C'était le vaisseau amiral de la relance du tourisme au début des années 2000. L'Oasis rouge captait tous les regards : festival de cinéma, marathon des dunes, nouveaux propriétaires, touristes en hausse... et puis le silence. Reportage, ici sur le paysage alarmant d'un désastre écologique et urbain en marche.
C'est un demi-cercle divin. Une tenaille ocre au-dessus du vert de la palmeraie et du blanc de la sebkha. Plus loin, les remparts de la ligne de dunes font tourner le panorama à la couleur versatile du grand erg occidental. Si en plus vient le silence du couchant alors le lieu devient " biblique ", dirait le touriste belge de la table voisine. L'accès à ce promontoire céleste a un prix : 30 dinars le café noir commandé sous le parasol en fibres de hutte. C'est encore la grâce du bon vieux secteur public qui veille sur les lieux. La chambre double sans télévision est à 1800 dinars. Mais qui se souvient de la télé sur la terrasse de l'hôtel Gourara ? Ici, le génie de Pouillon habite les murs, mais point de touristes belges. A Timimoun, les grands lendemains en charters d'étrangers ont déchanté. Mais si ce n'était que cela. Le tourisme s'est craché sur un joyau qui se meurt. La palmeraie n'est plus irriguée, la sebkha est souillée par les eaux usées. L'oasis est toujours rouge. Comme une alerte.

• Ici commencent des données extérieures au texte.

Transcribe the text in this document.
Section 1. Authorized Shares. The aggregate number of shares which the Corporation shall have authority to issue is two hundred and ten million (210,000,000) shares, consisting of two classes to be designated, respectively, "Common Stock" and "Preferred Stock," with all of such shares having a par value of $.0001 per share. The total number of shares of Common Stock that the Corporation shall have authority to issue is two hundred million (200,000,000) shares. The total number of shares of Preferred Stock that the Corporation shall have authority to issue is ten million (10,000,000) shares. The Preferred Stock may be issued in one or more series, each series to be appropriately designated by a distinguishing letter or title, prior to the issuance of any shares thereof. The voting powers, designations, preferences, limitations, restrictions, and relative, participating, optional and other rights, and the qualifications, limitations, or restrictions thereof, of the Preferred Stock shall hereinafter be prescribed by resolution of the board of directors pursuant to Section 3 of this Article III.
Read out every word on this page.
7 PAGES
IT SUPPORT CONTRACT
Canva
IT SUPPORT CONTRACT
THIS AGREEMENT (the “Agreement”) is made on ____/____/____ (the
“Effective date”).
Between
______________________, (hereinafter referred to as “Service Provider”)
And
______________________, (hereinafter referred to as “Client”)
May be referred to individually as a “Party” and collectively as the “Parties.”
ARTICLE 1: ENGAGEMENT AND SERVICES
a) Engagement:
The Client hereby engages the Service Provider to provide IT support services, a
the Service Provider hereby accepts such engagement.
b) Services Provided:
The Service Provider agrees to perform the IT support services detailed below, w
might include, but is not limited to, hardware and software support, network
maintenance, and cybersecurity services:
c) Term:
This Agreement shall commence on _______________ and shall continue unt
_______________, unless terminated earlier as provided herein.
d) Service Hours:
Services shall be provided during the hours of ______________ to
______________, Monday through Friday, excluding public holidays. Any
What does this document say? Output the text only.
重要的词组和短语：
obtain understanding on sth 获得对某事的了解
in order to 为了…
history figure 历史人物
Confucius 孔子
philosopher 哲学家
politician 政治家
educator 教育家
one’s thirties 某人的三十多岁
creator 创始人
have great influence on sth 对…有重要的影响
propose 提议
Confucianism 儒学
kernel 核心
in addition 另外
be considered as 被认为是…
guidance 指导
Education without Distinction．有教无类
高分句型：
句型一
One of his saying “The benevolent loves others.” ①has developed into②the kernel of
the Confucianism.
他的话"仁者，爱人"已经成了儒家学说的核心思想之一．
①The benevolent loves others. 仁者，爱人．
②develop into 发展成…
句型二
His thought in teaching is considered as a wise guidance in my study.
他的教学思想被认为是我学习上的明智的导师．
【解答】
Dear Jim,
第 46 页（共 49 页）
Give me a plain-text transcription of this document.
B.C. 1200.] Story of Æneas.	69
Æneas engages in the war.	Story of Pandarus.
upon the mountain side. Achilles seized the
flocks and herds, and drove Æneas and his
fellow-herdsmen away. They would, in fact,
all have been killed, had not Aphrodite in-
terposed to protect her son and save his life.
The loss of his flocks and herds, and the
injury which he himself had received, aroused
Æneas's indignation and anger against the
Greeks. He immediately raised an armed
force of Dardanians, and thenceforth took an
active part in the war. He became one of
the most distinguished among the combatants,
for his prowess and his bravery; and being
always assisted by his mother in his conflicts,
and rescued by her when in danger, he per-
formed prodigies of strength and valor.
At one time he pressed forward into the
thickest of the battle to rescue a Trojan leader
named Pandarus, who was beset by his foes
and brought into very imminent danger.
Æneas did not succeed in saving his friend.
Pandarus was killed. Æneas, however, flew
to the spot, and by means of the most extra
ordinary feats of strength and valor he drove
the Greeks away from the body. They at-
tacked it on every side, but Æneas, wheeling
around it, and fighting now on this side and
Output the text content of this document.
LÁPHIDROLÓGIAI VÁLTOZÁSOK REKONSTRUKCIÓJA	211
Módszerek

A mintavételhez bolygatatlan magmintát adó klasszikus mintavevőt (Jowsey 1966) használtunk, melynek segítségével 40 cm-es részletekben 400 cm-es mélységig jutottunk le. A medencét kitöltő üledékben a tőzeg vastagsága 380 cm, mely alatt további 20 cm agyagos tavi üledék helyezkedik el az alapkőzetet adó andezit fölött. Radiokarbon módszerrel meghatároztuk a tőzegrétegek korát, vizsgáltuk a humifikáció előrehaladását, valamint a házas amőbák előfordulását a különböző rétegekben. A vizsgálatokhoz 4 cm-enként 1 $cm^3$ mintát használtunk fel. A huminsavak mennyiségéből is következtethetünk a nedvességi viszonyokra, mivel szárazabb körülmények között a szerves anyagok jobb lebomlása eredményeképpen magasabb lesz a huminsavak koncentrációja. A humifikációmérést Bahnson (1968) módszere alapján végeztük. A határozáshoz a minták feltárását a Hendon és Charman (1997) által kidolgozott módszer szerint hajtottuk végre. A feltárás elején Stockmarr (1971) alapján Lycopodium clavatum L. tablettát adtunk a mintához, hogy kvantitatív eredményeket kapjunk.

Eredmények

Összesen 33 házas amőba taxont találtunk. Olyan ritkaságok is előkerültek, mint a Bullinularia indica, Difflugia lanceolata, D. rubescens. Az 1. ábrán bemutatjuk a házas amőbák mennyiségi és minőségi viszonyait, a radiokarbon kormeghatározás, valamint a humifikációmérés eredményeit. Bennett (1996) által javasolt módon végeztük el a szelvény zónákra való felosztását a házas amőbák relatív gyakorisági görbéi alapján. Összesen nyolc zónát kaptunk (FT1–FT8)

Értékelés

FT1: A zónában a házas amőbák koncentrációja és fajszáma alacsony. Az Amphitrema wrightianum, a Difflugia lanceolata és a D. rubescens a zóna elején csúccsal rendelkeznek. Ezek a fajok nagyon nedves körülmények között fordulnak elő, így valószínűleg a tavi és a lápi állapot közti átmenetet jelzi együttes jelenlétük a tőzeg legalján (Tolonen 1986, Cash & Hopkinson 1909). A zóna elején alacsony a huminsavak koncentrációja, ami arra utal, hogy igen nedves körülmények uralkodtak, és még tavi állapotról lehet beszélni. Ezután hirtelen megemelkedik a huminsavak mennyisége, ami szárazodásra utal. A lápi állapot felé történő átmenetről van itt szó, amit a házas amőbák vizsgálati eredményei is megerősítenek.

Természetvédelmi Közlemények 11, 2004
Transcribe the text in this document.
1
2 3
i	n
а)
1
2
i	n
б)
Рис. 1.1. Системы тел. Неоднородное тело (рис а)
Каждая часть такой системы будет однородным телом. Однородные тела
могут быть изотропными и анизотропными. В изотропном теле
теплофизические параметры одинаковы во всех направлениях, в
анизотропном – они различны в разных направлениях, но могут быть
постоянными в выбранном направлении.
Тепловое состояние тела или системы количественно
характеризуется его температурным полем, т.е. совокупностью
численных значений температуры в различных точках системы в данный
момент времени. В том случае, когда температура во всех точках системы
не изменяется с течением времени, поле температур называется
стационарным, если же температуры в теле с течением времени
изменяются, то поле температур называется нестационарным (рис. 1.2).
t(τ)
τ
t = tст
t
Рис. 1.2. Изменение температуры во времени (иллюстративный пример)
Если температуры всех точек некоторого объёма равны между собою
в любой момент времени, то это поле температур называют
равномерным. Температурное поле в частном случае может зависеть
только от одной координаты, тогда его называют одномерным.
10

Pas d'avions, pas de visas, pas de festival : la saison sèche du tourisme
La destination Timimoun est en panne. Sèchement. Au cœur de la haute saison, au pic des vacances scolaires, il y a des places disponibles partout. Au Gourara, au camping de la rose des sables, à l'hôtel Ighzer, dans les résidences d'accueil qui ont poussé dans les ksour environnants. Pourtant lorsque la question est posée de l'avenir économique de la ville, les petits yeux de Selkh M'hamed le débonnaire président de l'APC brillent soudainement : " pour nous c'est clair, c'est le tourisme. On a calculé que si on avait seulement 4000 touristes étrangers par an qui séjournaient à Timimoun on élèverait le revenu annuel par travailleur à 32 000 dinars en moyenne dans les commerces et les services. La catastrophe c'est d'Alger qu'elle est tombée sur nous. En septembre dernier, Air Algérie a décidé seule de supprimer Timimoun de ses dessertes. Pas rentable a t'on dit au wali d'Adrar. Les locaux préfèrent la route depuis la flambée des tarifs de l'avion et les touristes étrangers se font attendre : " ce n'est pas notre faute si le visa algérien est si compliqué à obtenir, et si les autorités ne savent pas faire la promotion de la destination Algérie dans le monde ". La vague people de Timimoun de 2000-2002 est vite retombée : les VIP du Cannes Junior et les invités de renom du marathon des dunes ont déserté les lieux depuis longtemps. " Nous n'avons pas vraiment retrouvé de retombées comme on nous l'a promis " estime M Selkh qui porte en même temps la casquette de directeur de l'office du tourisme à Timimoun. Les débris d'un ancien décor de cérémonie de clôture d'un festival Cannes junior encombre la palmeraie et un commerçant de la ville parle d'une ardoise laissée par l'organisation du Marathon des Dunes. Les lampions se sont éteints.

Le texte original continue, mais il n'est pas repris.